Am nächsten Morgen waren Tempelwachen ins Haus ihres Seidenhändlers gekommen. Sie hatten ihn aufgefordert, die Sklavin Danae aus Zeola an den Tempel des Baibar zu überstellen. Jede Familie in Iskendria fürchtete diese Besuche. Gewöhnlich kamen die Tempelwachen, um auserwählte Opfer für den Gott zu fordern, meist Kinder. Aber manchmal wurden auch ein schöner Jüngling oder eine junge Frau verbrannt. Dass dieser Besuch einen ganz anderen Grund haben könnte, war ihrem Seidenhändler gar nicht in den Sinn gekommen. Er hatte sich schützend vor sie gestellt, hatte gedroht und gebettelt. Vergebens. Und dann hatte er den einen unverzeihlichen Fehler gemacht. Er hatte den kleinen Schmuckdolch an seinem Gürtel gezogen. Die Tempelwachen waren erfahrene Krieger. Ein Händler mit einem Dolch in der Hand war keine Bedrohung für sie. Aber sie hatten es als eine Beleidigung Baibars aufgefasst. Als sie Elodia vor Promachos geführt hatten, war der Saum ihres Kleides vom Blut des Seidenhändlers benetzt gewesen.
Der Priesterfürst hatte sie noch am selben Morgen in sein Bett geholt. Es dauerte zwei Monde, bis sie nicht nur seine Favoritin war, sondern alle anderen Lustsklavinnen aus dem Palast verschwanden. Sie wollte ihn für sich allein. Er sollte ihr ganz und gar verfallen.
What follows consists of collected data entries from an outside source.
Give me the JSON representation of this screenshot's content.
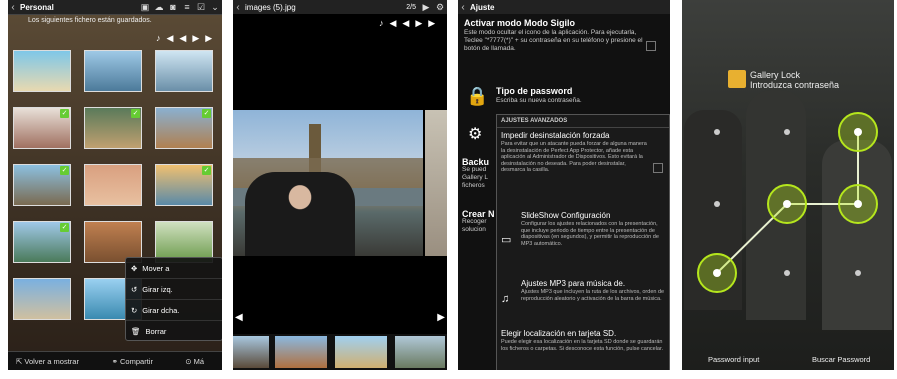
{
  "p1": {
    "title": "Personal",
    "hint": "Los siguientes fichero están guardados.",
    "menu": [
      "Mover a",
      "Girar izq.",
      "Girar dcha.",
      "Borrar"
    ],
    "bottom": [
      "Volver a mostrar",
      "Compartir",
      "Má"
    ]
  },
  "p2": {
    "title": "images (5).jpg",
    "counter": "2/5"
  },
  "p3": {
    "title": "Ajuste",
    "s1h": "Activar modo Modo Sigilo",
    "s1d": "Este modo ocultar el icono de la aplicación. Para ejecutarla, Teclee \"*7777(*)\" + su contraseña en su teléfono y presione el botón de llamada.",
    "s2h": "Tipo de password",
    "s2d": "Escriba su nueva contraseña.",
    "partial": [
      "Backu",
      "Se pued",
      "Gallery L",
      "ficheros",
      "Crear N",
      "Recoger",
      "solucion"
    ],
    "dlg": {
      "title": "AJUSTES AVANZADOS",
      "r1h": "Impedir desinstalación forzada",
      "r1d": "Para evitar que un atacante pueda forzar de alguna manera la desinstalación de Perfect App Protector, añade esta aplicación al Administrador de Dispositivos. Esto evitará la desinstalación no deseada. Para poder desinstalar, desmarca la casilla.",
      "r2h": "SlideShow Configuración",
      "r2d": "Configurar los ajustes relacionados con la presentación, que incluye periodo de tiempo entre la presentación de diapositivas (en segundos), y permitir la reproducción de MP3 automático.",
      "r3h": "Ajustes MP3 para música de.",
      "r3d": "Ajustes MP3 que incluyen la ruta de los archivos, orden de reproducción aleatorio y activación de la barra de música.",
      "r4h": "Elegir localización en tarjeta SD.",
      "r4d": "Puede elegir esa localización en la tarjeta SD donde se guardarán los ficheros o carpetas. Si desconoce esta función, pulse cancelar."
    }
  },
  "p4": {
    "app": "Gallery Lock",
    "prompt": "Introduzca contraseña",
    "left": "Password input",
    "right": "Buscar Password",
    "accent": "#b5e61d"
  }
}
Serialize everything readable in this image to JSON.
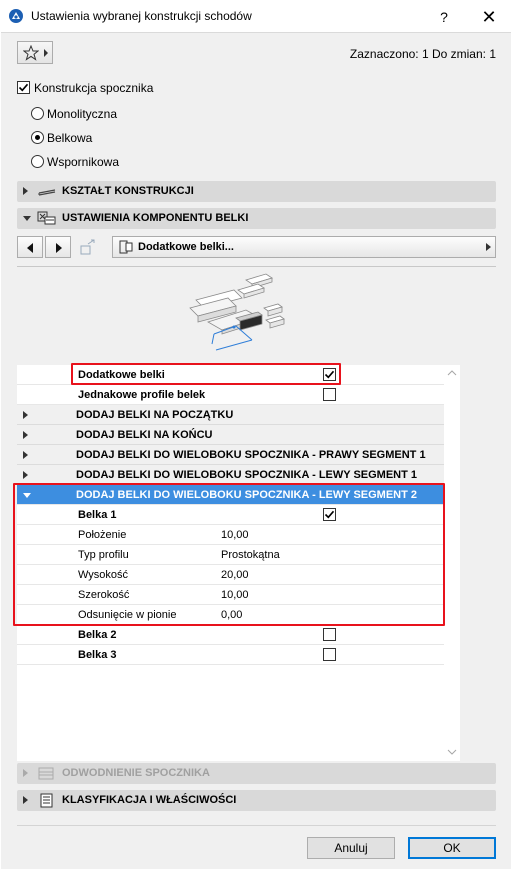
{
  "window": {
    "title": "Ustawienia wybranej konstrukcji schodów",
    "help": "?",
    "close": "✕"
  },
  "selection_info": "Zaznaczono: 1 Do zmian: 1",
  "structure": {
    "checkbox_label": "Konstrukcja spocznika",
    "checked": true,
    "options": [
      "Monolityczna",
      "Belkowa",
      "Wspornikowa"
    ],
    "selected": "Belkowa"
  },
  "panels": {
    "shape": "KSZTAŁT KONSTRUKCJI",
    "beam_settings": "USTAWIENIA KOMPONENTU BELKI",
    "drainage": "ODWODNIENIE SPOCZNIKA",
    "classification": "KLASYFIKACJA I WŁAŚCIWOŚCI"
  },
  "component_dropdown": "Dodatkowe belki...",
  "table": {
    "rows": [
      {
        "label": "Dodatkowe belki",
        "checked": true
      },
      {
        "label": "Jednakowe profile belek",
        "checked": false
      },
      {
        "label": "DODAJ BELKI NA POCZĄTKU"
      },
      {
        "label": "DODAJ BELKI NA KOŃCU"
      },
      {
        "label": "DODAJ BELKI DO WIELOBOKU SPOCZNIKA - PRAWY SEGMENT 1"
      },
      {
        "label": "DODAJ BELKI DO WIELOBOKU SPOCZNIKA - LEWY SEGMENT 1"
      },
      {
        "label": "DODAJ BELKI DO WIELOBOKU SPOCZNIKA - LEWY SEGMENT 2"
      },
      {
        "label": "Belka 1",
        "checked": true
      },
      {
        "label": "Położenie",
        "value": "10,00"
      },
      {
        "label": "Typ profilu",
        "value": "Prostokątna"
      },
      {
        "label": "Wysokość",
        "value": "20,00"
      },
      {
        "label": "Szerokość",
        "value": "10,00"
      },
      {
        "label": "Odsunięcie w pionie",
        "value": "0,00"
      },
      {
        "label": "Belka 2",
        "checked": false
      },
      {
        "label": "Belka 3",
        "checked": false
      }
    ]
  },
  "buttons": {
    "cancel": "Anuluj",
    "ok": "OK"
  },
  "colors": {
    "highlight": "#3d8ee0",
    "red_frame": "#e8121c"
  }
}
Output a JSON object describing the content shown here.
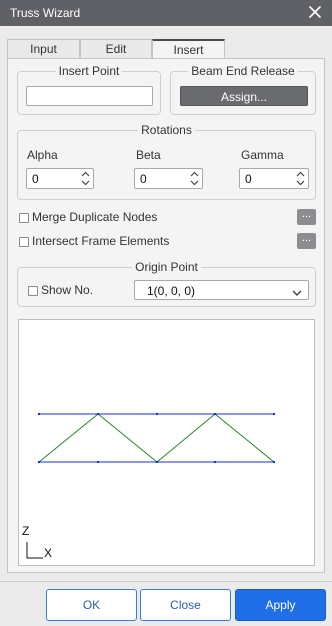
{
  "window": {
    "title": "Truss Wizard"
  },
  "tabs": [
    {
      "label": "Input"
    },
    {
      "label": "Edit"
    },
    {
      "label": "Insert"
    }
  ],
  "insert_point": {
    "title": "Insert Point",
    "value": ""
  },
  "beam_end_release": {
    "title": "Beam End Release",
    "button_label": "Assign..."
  },
  "rotations": {
    "title": "Rotations",
    "alpha": {
      "label": "Alpha",
      "value": "0"
    },
    "beta": {
      "label": "Beta",
      "value": "0"
    },
    "gamma": {
      "label": "Gamma",
      "value": "0"
    }
  },
  "options": {
    "merge_duplicate_nodes": {
      "label": "Merge Duplicate Nodes",
      "checked": false,
      "button_label": "..."
    },
    "intersect_frame_elements": {
      "label": "Intersect Frame Elements",
      "checked": false,
      "button_label": "..."
    }
  },
  "origin_point": {
    "title": "Origin Point",
    "show_no": {
      "label": "Show No.",
      "checked": false
    },
    "selected": "1(0, 0, 0)"
  },
  "preview": {
    "axis_z": "Z",
    "axis_x": "X",
    "chord_color": "#1a2fd1",
    "web_color": "#1f8a1f"
  },
  "footer": {
    "ok_label": "OK",
    "close_label": "Close",
    "apply_label": "Apply"
  }
}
Ihre Lehrer auf dem Möns Gabino hatten große Sorgfalt darauf verwandt, ihr den Hintergrund ihrer Mission zu erläutern. Stunden um Stunden hatte Elodia vor einer Reliefkarte verbracht und die Namen von Inseln und Städten gelernt. Dann die Namen von Priestern, Fürsten und Feldherren. Kleine bunte Schiffchen auf dem Plan zeigten, wie schwach die Flotte Fargons war. Und wie übermächtig die Piratenflotten der Aegilischen Inseln sowie die neue Flotte, die auf Befehl des Priesters Promachos in Iskendria auf Kiel gelegt wurde. Ihre Aufgabe war es, ins Bett von Promachos zu gelangen, um von dort aus Fargon zu dienen.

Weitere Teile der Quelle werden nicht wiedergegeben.